SEOUL, Sept. 2 (Korea Bizwire) — Some foreign professors at Pyongyang University of Science and Technology have returned to North Korea after a four-year hiatus over COVID-19, Seoul officials said Monday, in the latest sign of the North’s further border opening.
Late last month, an unspecified number of foreign professors at North Korea’s sole international private university entered North Korea, as the regime has issued visas to them, according to Tae Yong-ho, secretary general of the Peaceful Unification Advisory Council.
“North Korean authorities issuing the visas means that they will ensure the safety of foreign professors,” Tae said.
Pyongyang University of Science and Technology was established in 2010, funded by a South Korean nongovernmental organization and North Korea’s education ministry. The faculty consists of U.S. and European nationals, including Korean Americans, and all lectures are given in English.

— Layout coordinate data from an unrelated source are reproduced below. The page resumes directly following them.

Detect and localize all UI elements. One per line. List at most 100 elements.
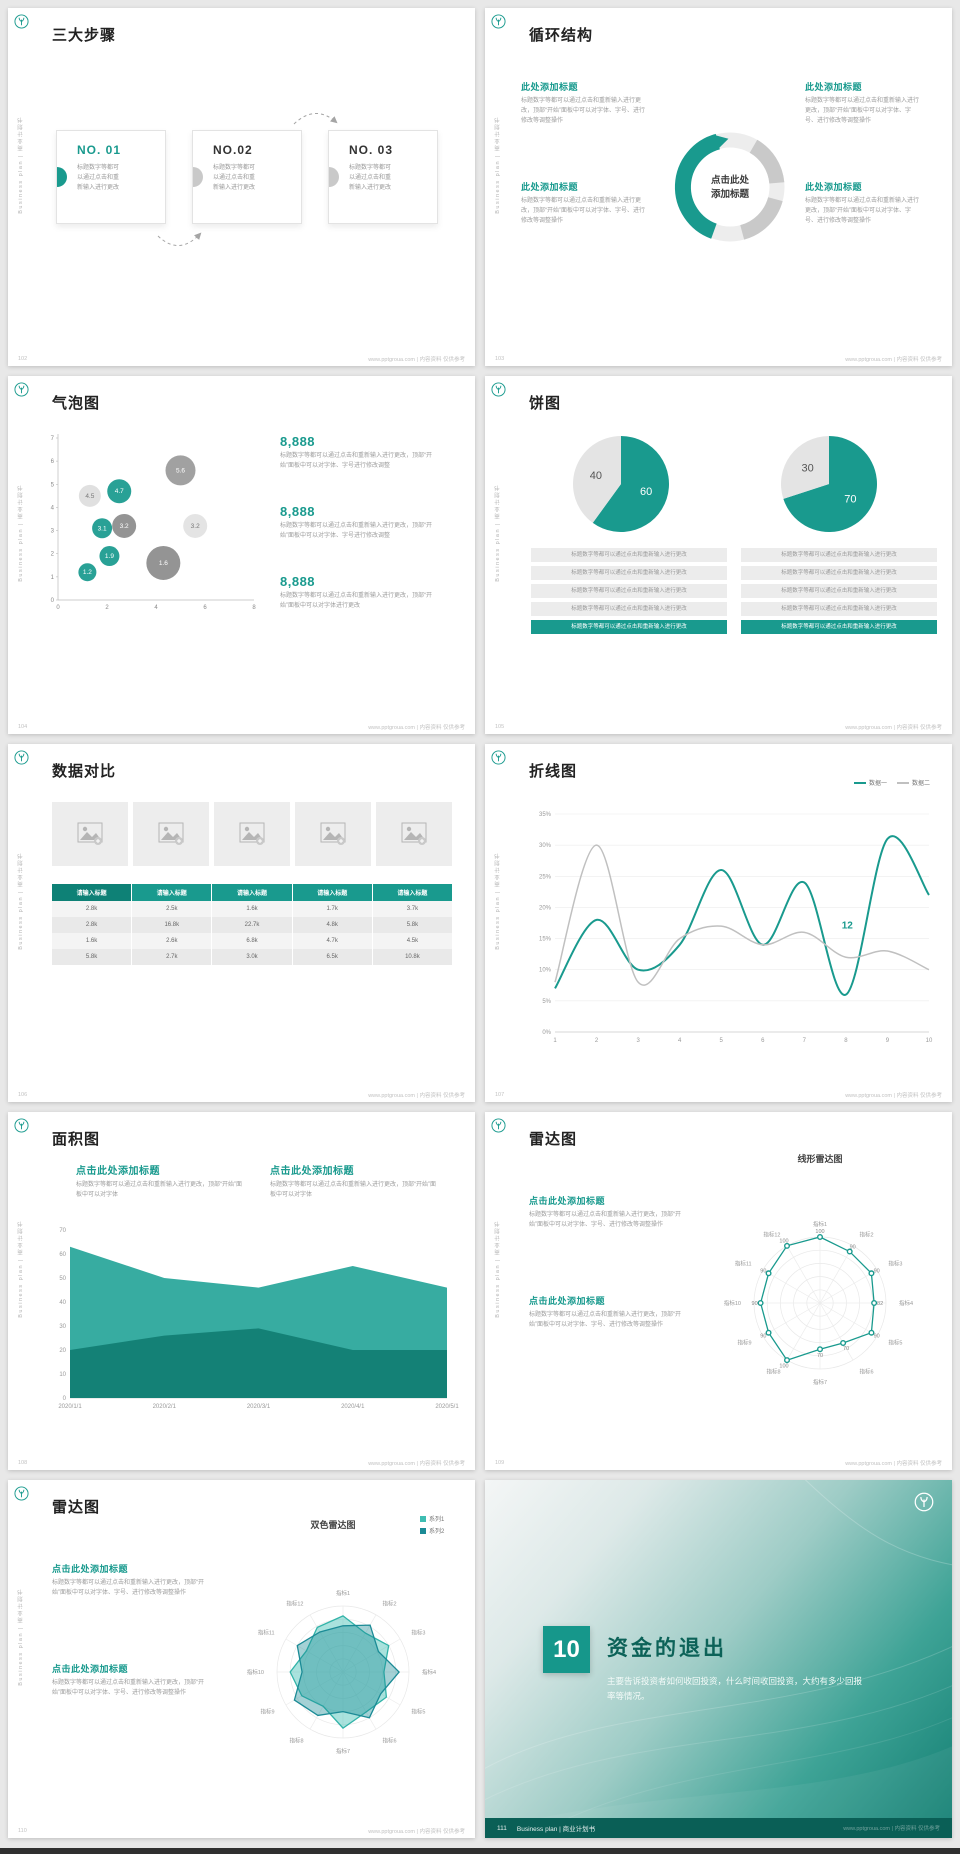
table-row: 2.8k 16.8k 22.7k 4.8k 5.8k	[52, 917, 453, 933]
image-placeholder	[133, 802, 209, 866]
page-number: 102	[18, 355, 28, 362]
block-heading: 点击此处添加标题	[529, 1196, 606, 1206]
step-card-1: NO. 01 标题数字等都可 以通过点击和重 新输入进行更改	[56, 130, 166, 224]
svg-text:2020/5/1: 2020/5/1	[435, 1404, 459, 1410]
svg-text:100: 100	[815, 1229, 824, 1235]
stat-body: 标题数字等都可以通过点击和重新输入进行更改，顶部“开始”面板中可以对字体、字号进…	[280, 453, 432, 469]
svg-text:2020/4/1: 2020/4/1	[341, 1404, 365, 1410]
legend-label: 系列1	[429, 1517, 445, 1523]
brand-logo-icon	[491, 382, 506, 397]
slide-107[interactable]: Business plan | 商业计划书 折线图 数据一 数据二 0% 5% 10…	[485, 744, 952, 1102]
slide-title: 气泡图	[52, 395, 101, 412]
block-body: 标题数字等都可以通过点击和重新输入进行更改，顶部“开始”面板中可以对字体、字号、…	[52, 1680, 204, 1696]
svg-text:82: 82	[877, 1301, 883, 1307]
pie-bar-item: 标题数字等都可以通过点击和重新输入进行更改	[741, 602, 937, 616]
slide-103[interactable]: Business plan | 商业计划书 循环结构 点击此处 添加标题 此处添…	[485, 8, 952, 366]
svg-text:60: 60	[59, 1252, 66, 1258]
picture-icon	[239, 822, 265, 845]
svg-text:2020/3/1: 2020/3/1	[247, 1404, 271, 1410]
svg-text:指标2: 指标2	[860, 1231, 874, 1239]
half-circle	[193, 167, 203, 187]
svg-text:指标2: 指标2	[383, 1600, 397, 1608]
table-header-cell: 请输入标题	[292, 884, 373, 901]
stat-value: 8,888	[280, 504, 316, 519]
footer-site: www.pptgroua.com | 内容资料 仅供参考	[368, 356, 465, 363]
table-cell: 1.7k	[292, 901, 373, 917]
stat-body: 标题数字等都可以通过点击和重新输入进行更改，顶部“开始”面板中可以对字体、字号进…	[280, 523, 432, 539]
block-body: 标题数字等都可以通过点击和重新输入进行更改，顶部“开始”面板中可以对字体、字号、…	[529, 1212, 681, 1228]
stat-value: 8,888	[280, 434, 316, 449]
radar-block-2: 点击此处添加标题 标题数字等都可以通过点击和重新输入进行更改，顶部“开始”面板中可…	[52, 1662, 204, 1699]
svg-text:1.2: 1.2	[83, 569, 92, 576]
table-cell: 2.5k	[132, 901, 213, 917]
bubble-chart: 0 1 2 3 4 5 6 7 0 2 4 6 8 4.5 4.7 5.6 3.1 3.2 3.2 1.9 1.2 1.6	[51, 434, 256, 611]
sidebar-vertical-text: Business plan | 商业计划书	[495, 852, 501, 950]
slide-105[interactable]: Business plan | 商业计划书 饼图 60 40 70 30 标题数字等…	[485, 376, 952, 734]
block-body: 标题数字等都可以通过点击和重新输入进行更改，顶部“开始”面板中可以对字体、字号、…	[521, 198, 645, 224]
footer-site: www.pptgroua.com | 内容资料 仅供参考	[368, 724, 465, 731]
block-heading: 点击此处添加标题	[76, 1166, 160, 1177]
pie-bar-item: 标题数字等都可以通过点击和重新输入进行更改	[741, 584, 937, 598]
slide-104[interactable]: Business plan | 商业计划书 气泡图 0 1 2 3 4 5 6 7 0 2 4 6 8 4…	[8, 376, 475, 734]
svg-text:10%: 10%	[539, 968, 552, 974]
legend-item: 系列1	[420, 1514, 444, 1523]
pie-bar-item: 标题数字等都可以通过点击和重新输入进行更改	[531, 620, 727, 634]
svg-text:30: 30	[59, 1324, 66, 1330]
table-cell: 4.7k	[292, 933, 373, 949]
cycle-block-1: 此处添加标题 标题数字等都可以通过点击和重新输入进行更改，顶部“开始”面板中可以对…	[521, 80, 649, 127]
svg-text:90: 90	[850, 1244, 856, 1250]
table-cell: 6.5k	[292, 949, 373, 965]
slide-footer: 110 www.pptgroua.com | 内容资料 仅供参考	[8, 1823, 475, 1838]
table-header-cell: 请输入标题	[132, 884, 213, 901]
brand-logo-icon	[14, 14, 29, 29]
block-heading: 此处添加标题	[521, 82, 579, 92]
block-body: 标题数字等都可以通过点击和重新输入进行更改，顶部“开始”面板中可以对字体、字号、…	[52, 1580, 204, 1596]
slide-110[interactable]: Business plan | 商业计划书 雷达图 点击此处添加标题 标题数字等都…	[8, 1480, 475, 1838]
image-placeholder	[376, 802, 452, 866]
sidebar-vertical-text: Business plan | 商业计划书	[18, 484, 24, 582]
svg-text:6: 6	[203, 605, 207, 611]
block-heading: 此处添加标题	[805, 82, 863, 92]
page-number: 106	[18, 1091, 28, 1098]
slide-108[interactable]: Business plan | 商业计划书 面积图 点击此处添加标题 标题数字等都…	[8, 1112, 475, 1470]
svg-text:5.6: 5.6	[176, 467, 185, 474]
svg-text:2: 2	[51, 552, 55, 558]
slide-footer: 102 www.pptgroua.com | 内容资料 仅供参考	[8, 351, 475, 366]
svg-text:70: 70	[843, 1346, 849, 1352]
slide-102[interactable]: Business plan | 商业计划书 三大步骤 NO. 01 标题数字等都可…	[8, 8, 475, 366]
legend-label: 数据二	[911, 781, 930, 787]
table-cell: 2.8k	[52, 917, 133, 933]
block-body: 标题数字等都可以通过点击和重新输入进行更改，顶部“开始”面板中可以对字体、字号、…	[529, 1312, 681, 1328]
svg-text:90: 90	[752, 1301, 758, 1307]
table-header-cell: 请输入标题	[212, 884, 293, 901]
brand-logo-icon	[14, 1118, 29, 1133]
svg-text:100: 100	[779, 1239, 788, 1245]
svg-text:5: 5	[720, 1038, 724, 1044]
image-placeholder	[214, 802, 290, 866]
brand-logo-icon	[491, 1118, 506, 1133]
sidebar-vertical-text: Business plan | 商业计划书	[495, 484, 501, 582]
slide-111[interactable]: 10 资金的退出 主要告诉投资者如何收回投资，什么时间收回投资，大约有多少回报率…	[485, 1480, 952, 1838]
svg-text:指标3: 指标3	[888, 1260, 902, 1268]
radar-chart-line: 指标1指标2指标3指标4指标5指标6指标7指标8指标9指标10指标11指标121…	[724, 1220, 913, 1386]
step-card-3: NO. 03 标题数字等都可 以通过点击和重 新输入进行更改	[328, 130, 438, 224]
svg-text:3.2: 3.2	[191, 523, 200, 530]
step-number: NO. 01	[77, 143, 122, 157]
svg-text:指标9: 指标9	[738, 1339, 752, 1347]
pie-bar-item: 标题数字等都可以通过点击和重新输入进行更改	[741, 566, 937, 580]
legend-item: 数据二	[896, 778, 930, 787]
slide-sidebar: Business plan | 商业计划书	[485, 8, 511, 351]
footer-site: www.pptgroua.com | 内容资料 仅供参考	[368, 1460, 465, 1467]
sidebar-vertical-text: Business plan | 商业计划书	[495, 1220, 501, 1318]
slide-109[interactable]: Business plan | 商业计划书 雷达图 点击此处添加标题 标题数字等都…	[485, 1112, 952, 1470]
page-number: 109	[495, 1459, 505, 1466]
area-block-2: 点击此处添加标题 标题数字等都可以通过点击和重新输入进行更改，顶部“开始”面板中可…	[270, 1162, 440, 1201]
footer-site: www.pptgroua.com | 内容资料 仅供参考	[845, 1092, 942, 1099]
svg-text:2020/1/1: 2020/1/1	[58, 1404, 82, 1410]
page-number: 105	[495, 723, 505, 730]
page-number: 103	[495, 355, 505, 362]
svg-text:5: 5	[51, 482, 55, 488]
slide-106[interactable]: Business plan | 商业计划书 数据对比 请输入标题 请输入标题 请输入…	[8, 744, 475, 1102]
svg-text:40: 40	[59, 1300, 66, 1306]
svg-text:6: 6	[51, 459, 55, 465]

All of the professors at the university had to leave Pyongyang as North Korea closed its border in early 2020 over the COVID-19 pandemic. Since then, they have operated college lectures online.
Since North Korea began reopening its border in August last year, it has partially approved the entry of foreigners, including diplomats from countries sharing socialist values with the North or Russian tourists.
In the case of the foreign university professors, North Korea appears to have issued a resident visa to people with Western nationality for the first time since its border reopening.
Currently, diplomats from countries with diplomatic missions in North Korea and field workers from international organizations have not been allowed to return to North Korea, after they left the reclusive regime due to COVID-19.
Earlier this year, some European diplomats, including those from Germany and Sweden, visited Pyongyang, but the trips were one-off visits designed to conduct a technical check to review a possible resumption of their diplomatic missions.